The Government of Vanuatu is to host a regional training workshop on stakeholder participation and the social impacts of deep sea mineral activities from 10-14 June in Port Vila. The workshop is supported by the SPC-EU Pacific Deep Sea Minerals Project as part of its efforts to assist Pacific Island countries to improve the governance and management of their deep-sea mineral resources.
The Pacific Deep Sea Minerals Project is funded by the European Union and managed by SOPAC, the Applied Geoscience & Technology Division of the Secretariat of the Pacific Community, on behalf of 15 Pacific Island Countries: the Cook Islands, Federated States of Micronesia, Fiji, Kiribati, Marshall Islands, Nauru, Niue, Palau, Papua New Guinea, Samoa, Solomon Islands, Timor Leste, Tonga, Tuvalu and Vanuatu.
The Pacific Deep Sea Minerals Project is the first major initiative designed to regulate this new activity in a coordinated way within the Pacific Region. Manager of the Pacific Deep Sea Minerals Project, Mr. Akuila Tawake, says one of the main objectives of the workshop on ‘Social Impacts of Deep Sea Mineral Activities and Stakeholder Participation’ is to learn lessons from the social impacts of other extractive industries and how to minimize any potential social impacts of deep sea mining activities.
Mr. Tawake says the workshop is designed to provide government officials with skills to engage with all relevant stakeholders about the potential environmental, social and economic impacts of any future deep sea mining activities. He says the workshop participants will also include participants from a wide range of civil society organisations such as the Pacific Council of Churches and the Deep Sea Mining Campaign.
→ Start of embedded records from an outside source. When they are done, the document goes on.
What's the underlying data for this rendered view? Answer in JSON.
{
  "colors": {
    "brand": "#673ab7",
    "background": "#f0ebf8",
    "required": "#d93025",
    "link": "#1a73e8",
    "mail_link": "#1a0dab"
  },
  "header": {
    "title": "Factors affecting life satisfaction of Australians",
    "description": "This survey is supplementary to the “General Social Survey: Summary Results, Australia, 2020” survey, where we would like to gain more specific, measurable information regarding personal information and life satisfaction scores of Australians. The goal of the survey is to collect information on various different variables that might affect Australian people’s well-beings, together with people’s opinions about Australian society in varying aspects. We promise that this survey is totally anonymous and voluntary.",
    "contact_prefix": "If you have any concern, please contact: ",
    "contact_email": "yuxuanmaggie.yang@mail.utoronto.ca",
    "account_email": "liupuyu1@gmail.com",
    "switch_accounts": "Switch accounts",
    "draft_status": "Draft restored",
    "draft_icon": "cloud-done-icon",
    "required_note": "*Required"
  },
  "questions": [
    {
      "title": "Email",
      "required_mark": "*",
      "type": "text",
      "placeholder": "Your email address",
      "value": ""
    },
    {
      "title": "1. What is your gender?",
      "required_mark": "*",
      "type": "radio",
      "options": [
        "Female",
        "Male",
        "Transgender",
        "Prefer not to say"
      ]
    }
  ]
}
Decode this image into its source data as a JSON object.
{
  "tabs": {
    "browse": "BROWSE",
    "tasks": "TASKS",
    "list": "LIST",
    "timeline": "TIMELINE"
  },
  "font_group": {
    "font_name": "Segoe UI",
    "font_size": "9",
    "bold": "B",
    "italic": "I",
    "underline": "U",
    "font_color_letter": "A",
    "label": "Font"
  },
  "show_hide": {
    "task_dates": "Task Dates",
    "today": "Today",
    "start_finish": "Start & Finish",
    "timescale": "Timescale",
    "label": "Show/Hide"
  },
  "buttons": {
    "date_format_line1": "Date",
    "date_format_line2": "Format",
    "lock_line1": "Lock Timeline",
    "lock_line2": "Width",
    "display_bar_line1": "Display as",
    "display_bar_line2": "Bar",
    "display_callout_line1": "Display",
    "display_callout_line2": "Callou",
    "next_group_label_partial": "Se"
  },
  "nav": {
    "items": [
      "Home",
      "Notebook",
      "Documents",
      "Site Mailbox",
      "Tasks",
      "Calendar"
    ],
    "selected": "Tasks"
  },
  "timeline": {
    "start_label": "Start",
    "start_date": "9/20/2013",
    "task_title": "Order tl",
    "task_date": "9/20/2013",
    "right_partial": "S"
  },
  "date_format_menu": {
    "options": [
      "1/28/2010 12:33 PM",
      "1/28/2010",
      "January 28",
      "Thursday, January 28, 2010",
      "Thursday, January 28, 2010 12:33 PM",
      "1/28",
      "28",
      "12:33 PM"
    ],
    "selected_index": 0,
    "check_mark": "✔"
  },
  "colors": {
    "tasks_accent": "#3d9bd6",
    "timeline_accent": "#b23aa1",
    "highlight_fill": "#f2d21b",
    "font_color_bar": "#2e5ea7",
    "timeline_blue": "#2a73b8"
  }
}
“We are trying to assist the Pacific Island countries to learn from the mistakes that have been made in other industries like fisheries and on land mining. Over the last two years we have been holding Regional and National Deep Sea Minerals Stakeholder Consultation Workshops where we invite all levels of stakeholders including community leaders and NGOs,” he says.
Mr. Tawake says the Pacific Deep Sea Minerals Project has already undertaken a number of activities designed to inform stakeholders about the technical, legal, economic and environmental impacts of deep sea mining.
“The role of the project is to provide countries with the relevant information and advice they need to make informed decisions about deep sea mining within their national jurisdictions. I think it’s fair to say that Pacific Island countries still need to do more work to help the wider public to understand the potential benefits and impacts of any deep sea mining activities that may occur within the territorial waters and Exclusive Economic Zones of these countries,” he says.
Mr. Tawake says the range of issues to be discussed at the workshop in Port Vila will range from potential employment opportunities and socio-economic impacts for Pacific Island nationals through to the need to for financial safeguards to ensure that any economic benefits derived from deep sea mining activities are used to support sustainable economic development and support community livelihoods.
Dr Jimmie Rodgers, the Director-General of the Secretariat of the Pacific Community says there is an urgent need for stakeholders and the wider community to engage in a meaningful discussion about the issues surrounding the rapidly emerging deep sea minerals sector. He believes it is critical that all interested groups collaborate in order for Pacific Island countries to avoid the same mistakes that were made in other sectors such as fisheries, logging and on-land mining.
“What SPC wants to see is that, if those resources are harvested, they’re harvested in a sustainably and environmentally friendly manner and that they’re harvested such that current generations and future generations will benefit,” he says. Dr Rodgers believes that civil society groups need to play a critical role in ensuring that Pacific Island Countries and Territories address the details of any agreements they may enter into with deep sea mining companies.
“As part of the wider consultative process there will be some people that will not believe in deep sea mineral mining until the day they die. But, rather than being kept in the dark, I think these people would be happier if they can be assured that whatever occurs is not going to destroy the environment or undermine future generations,” he says.
Mr. Tawake says the regional project has been specifically designed to operate as an independent adviser for Pacific Islands countries but it has limited time and resources to assist countries to build the management capacity needed for this important emerging sector.
“The reality is that our Project is scheduled to end in 2014 but Pacific Island countries will still need to have the capacity to deal with this important resource management issue over the next 20 to 30 years,” he says.